For decades, really, when patients with melanoma were found to have a positive sentinel node they routinely were advised to go on to complete lymph node dissection. Interestingly, in practice this only happened about half of the time and we’re not quite sure why. There was not really any evidence to support this but it was clinical practice. Recently two prospective randomised clinical trials, one an international trial and the other one a German trial, concluded that virtually all of the clinically important endpoints were similar whether a patient with a positive sentinel node had a complete lymph node dissection or not. Given the fact that there are significant side effects associated with complete lymph node dissection this leads one to recommend that the preferred pathway for patients with a positive sentinel node is observation.

A certain percentage of those patients, somewhere between 5-15%, will in follow-up develop lymph node recurrence only and those patients we do recommend a delayed therapeutic lymph node dissection for. The remainder of the patients actually recur initially outside of the lymph node basin and in those patients it’s pretty clear that immediate complete lymph node dissection would have made no difference.

These two trials, and they are very consistent results in terms of no difference in either distant metastasis free or melanoma specific survival associated with more surgery, should be construed as practice changing. I say that with full awareness of how difficult it is to change practice. I heard discussed at a meeting last month a poll of practice in the UK where nearly 50% of people said that the results of this trial would not change their practice. This speaks to the real challenge of disseminating information and changing clinical practice in medicine and particularly in surgery, a field that tends to be pretty conservative in terms of change. But at the end of the day the absolute consistency of these two prospective randomised clinical trials leaves very little doubt that immediate complete lymph node dissection for melanoma patients with a positive sentinel node is no longer the preferred pathway to pursue.

Is it possible to stratify those with a lymph occurrence earlier in order to make a decision sooner?

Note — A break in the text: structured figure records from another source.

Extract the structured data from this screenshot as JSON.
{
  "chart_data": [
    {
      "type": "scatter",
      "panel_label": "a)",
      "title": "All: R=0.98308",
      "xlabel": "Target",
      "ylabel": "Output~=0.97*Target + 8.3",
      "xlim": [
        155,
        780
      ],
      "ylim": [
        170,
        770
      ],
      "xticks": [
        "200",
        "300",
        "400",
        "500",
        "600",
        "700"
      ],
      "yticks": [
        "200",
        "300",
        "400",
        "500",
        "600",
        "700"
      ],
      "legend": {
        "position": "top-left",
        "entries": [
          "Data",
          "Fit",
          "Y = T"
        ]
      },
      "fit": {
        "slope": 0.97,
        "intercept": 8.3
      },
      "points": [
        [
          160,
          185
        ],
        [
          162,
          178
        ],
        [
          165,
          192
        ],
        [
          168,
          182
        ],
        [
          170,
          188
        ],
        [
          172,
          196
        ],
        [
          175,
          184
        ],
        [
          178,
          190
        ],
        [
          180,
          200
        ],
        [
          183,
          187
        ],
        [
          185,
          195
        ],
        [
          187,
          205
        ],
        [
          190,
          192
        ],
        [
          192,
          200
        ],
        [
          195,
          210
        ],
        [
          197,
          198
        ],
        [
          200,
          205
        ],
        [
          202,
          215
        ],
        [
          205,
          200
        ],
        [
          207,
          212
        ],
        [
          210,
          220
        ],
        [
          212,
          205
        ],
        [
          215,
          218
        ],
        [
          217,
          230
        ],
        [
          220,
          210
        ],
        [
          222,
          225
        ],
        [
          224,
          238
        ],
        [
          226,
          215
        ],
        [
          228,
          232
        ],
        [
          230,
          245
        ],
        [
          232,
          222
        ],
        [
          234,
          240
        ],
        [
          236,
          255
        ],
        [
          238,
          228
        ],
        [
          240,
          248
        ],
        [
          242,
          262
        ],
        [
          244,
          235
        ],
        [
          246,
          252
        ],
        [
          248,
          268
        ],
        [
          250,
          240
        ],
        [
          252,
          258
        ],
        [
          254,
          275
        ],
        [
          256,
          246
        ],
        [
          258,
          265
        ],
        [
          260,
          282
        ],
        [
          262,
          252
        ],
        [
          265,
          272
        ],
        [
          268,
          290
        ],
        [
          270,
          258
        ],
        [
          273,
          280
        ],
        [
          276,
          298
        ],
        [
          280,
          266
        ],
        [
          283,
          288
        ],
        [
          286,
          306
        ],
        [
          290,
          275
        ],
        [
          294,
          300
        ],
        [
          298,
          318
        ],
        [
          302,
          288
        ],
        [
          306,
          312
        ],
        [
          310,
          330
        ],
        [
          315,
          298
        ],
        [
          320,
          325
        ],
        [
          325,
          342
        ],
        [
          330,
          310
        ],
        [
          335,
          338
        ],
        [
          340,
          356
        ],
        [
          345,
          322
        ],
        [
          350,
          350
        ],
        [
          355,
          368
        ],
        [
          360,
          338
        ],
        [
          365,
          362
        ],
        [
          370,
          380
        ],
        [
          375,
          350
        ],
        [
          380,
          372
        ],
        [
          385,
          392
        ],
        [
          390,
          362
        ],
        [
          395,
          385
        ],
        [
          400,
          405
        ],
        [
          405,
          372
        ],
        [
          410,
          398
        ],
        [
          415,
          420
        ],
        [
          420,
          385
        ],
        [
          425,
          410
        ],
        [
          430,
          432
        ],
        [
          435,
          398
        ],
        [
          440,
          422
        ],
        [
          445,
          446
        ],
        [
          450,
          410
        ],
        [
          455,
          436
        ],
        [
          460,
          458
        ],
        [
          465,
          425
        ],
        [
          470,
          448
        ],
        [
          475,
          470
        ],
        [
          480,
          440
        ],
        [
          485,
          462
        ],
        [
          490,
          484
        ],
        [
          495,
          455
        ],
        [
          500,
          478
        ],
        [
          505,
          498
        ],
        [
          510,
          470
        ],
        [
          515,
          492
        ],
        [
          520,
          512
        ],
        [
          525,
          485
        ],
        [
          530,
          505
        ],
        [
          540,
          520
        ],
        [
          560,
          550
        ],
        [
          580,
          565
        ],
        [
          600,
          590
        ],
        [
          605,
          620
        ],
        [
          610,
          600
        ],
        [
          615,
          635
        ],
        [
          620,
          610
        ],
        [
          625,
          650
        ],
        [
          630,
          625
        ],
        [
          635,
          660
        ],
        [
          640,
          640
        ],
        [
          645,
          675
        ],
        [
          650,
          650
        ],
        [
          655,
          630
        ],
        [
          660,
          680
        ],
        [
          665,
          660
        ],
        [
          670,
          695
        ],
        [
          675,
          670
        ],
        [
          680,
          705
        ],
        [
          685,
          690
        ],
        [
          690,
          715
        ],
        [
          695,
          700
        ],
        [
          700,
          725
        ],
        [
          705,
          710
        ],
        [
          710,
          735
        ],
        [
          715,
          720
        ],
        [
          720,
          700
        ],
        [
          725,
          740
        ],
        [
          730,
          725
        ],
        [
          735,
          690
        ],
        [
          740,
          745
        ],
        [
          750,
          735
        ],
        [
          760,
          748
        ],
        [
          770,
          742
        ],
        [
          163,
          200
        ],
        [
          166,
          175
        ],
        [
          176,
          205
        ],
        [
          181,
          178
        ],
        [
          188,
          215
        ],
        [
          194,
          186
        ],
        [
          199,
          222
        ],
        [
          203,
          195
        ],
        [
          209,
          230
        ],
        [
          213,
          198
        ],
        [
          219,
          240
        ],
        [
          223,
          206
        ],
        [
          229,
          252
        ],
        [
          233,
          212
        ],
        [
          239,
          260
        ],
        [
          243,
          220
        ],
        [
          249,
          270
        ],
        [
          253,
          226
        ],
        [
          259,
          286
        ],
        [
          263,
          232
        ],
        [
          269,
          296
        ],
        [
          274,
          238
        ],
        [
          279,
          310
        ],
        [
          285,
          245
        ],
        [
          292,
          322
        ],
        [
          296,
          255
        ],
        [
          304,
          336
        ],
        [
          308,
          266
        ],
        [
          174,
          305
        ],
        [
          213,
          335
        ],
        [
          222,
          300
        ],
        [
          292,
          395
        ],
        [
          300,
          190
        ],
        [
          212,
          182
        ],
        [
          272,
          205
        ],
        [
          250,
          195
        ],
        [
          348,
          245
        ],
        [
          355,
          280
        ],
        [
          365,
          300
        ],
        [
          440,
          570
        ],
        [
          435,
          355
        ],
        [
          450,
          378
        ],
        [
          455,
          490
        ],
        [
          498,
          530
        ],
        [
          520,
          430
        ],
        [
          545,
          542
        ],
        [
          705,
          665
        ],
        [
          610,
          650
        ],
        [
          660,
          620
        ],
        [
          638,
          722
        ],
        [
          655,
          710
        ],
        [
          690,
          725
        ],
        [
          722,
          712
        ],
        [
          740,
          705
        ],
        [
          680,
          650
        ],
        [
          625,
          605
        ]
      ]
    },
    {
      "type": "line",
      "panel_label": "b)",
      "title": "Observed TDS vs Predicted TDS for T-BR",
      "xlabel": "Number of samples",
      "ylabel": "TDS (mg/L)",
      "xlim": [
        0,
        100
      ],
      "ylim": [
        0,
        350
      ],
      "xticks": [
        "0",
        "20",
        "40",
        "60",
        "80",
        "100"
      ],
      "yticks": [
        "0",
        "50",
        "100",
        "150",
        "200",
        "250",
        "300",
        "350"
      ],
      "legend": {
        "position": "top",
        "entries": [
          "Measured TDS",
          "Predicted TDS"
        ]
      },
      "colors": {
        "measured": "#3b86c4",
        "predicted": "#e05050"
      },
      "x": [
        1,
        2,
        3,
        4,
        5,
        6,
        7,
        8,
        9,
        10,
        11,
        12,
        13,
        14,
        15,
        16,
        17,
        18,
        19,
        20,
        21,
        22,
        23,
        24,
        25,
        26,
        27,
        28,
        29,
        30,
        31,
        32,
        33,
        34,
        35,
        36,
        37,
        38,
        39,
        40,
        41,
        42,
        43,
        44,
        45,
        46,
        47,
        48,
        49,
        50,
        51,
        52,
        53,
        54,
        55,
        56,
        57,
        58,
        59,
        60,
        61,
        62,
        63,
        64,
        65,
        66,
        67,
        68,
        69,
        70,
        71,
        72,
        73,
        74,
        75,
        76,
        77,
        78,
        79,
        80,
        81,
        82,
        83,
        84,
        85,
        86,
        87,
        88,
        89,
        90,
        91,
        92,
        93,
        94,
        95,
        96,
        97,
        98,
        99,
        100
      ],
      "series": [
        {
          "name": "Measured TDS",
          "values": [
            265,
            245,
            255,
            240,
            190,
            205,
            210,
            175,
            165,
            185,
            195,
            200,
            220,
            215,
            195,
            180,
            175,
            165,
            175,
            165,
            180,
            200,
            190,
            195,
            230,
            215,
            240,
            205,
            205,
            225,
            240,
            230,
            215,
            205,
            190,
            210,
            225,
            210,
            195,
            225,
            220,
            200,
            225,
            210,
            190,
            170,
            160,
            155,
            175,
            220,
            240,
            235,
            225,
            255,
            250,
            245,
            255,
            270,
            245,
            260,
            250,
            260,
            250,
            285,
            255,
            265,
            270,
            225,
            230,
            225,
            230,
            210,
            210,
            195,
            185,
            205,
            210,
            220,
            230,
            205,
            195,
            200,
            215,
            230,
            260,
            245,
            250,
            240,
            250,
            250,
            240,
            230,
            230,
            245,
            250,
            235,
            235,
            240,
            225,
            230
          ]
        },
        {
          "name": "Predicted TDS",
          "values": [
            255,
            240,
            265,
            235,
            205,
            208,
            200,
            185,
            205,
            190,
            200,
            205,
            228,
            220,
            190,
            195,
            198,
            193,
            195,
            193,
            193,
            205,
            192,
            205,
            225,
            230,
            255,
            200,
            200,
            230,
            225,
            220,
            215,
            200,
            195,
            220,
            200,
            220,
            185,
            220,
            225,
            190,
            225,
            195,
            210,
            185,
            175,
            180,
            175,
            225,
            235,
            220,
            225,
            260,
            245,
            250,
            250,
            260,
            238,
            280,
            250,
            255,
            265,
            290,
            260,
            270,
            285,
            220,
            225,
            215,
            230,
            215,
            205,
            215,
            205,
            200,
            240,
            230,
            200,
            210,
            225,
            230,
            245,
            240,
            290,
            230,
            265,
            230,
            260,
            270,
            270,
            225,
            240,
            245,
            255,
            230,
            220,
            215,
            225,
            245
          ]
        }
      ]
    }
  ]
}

Both trials examined the whole issue of whether there were predictors of who should and should not have an immediate complete lymph node dissection. Interestingly, both trials were again remarkably consistent in demonstrating that there were no predictors of who might and might not benefit, or particularly who might benefit, from immediate complete lymph node dissection. We’ve long used a criteria recommending lymph node dissection as significant tumour in the sentinel node, either large size of tumour or multiple lymph nodes involved. Neither of these prospective studies suggested that those patients derived any benefit from immediate complete lymph node dissection.

Anything else to add?

The one other point I did want to make is that one of the concerns about omitting complete lymph node dissection is the fact that there is some prognostic information that can be derived from the status of the non-sentinel lymph nodes. Without complete lymph node dissection it becomes a little bit more challenging to risk stratify those patients into those at high risk for recurrence who might be eligible for adjuvant therapy. There’s a general movement right now across the melanoma community to develop effective risk stratification criteria that will be functional and informative without the information provided by the non-sentinel lymph node status. So we’re going to move past the prognostic value of complete lymph node dissection and recognise that where it has little therapeutic value, little if any therapeutic value, it’s just too expensive a piece of information to insist on for prognostic information. We’re going to find alternative ways to get that information.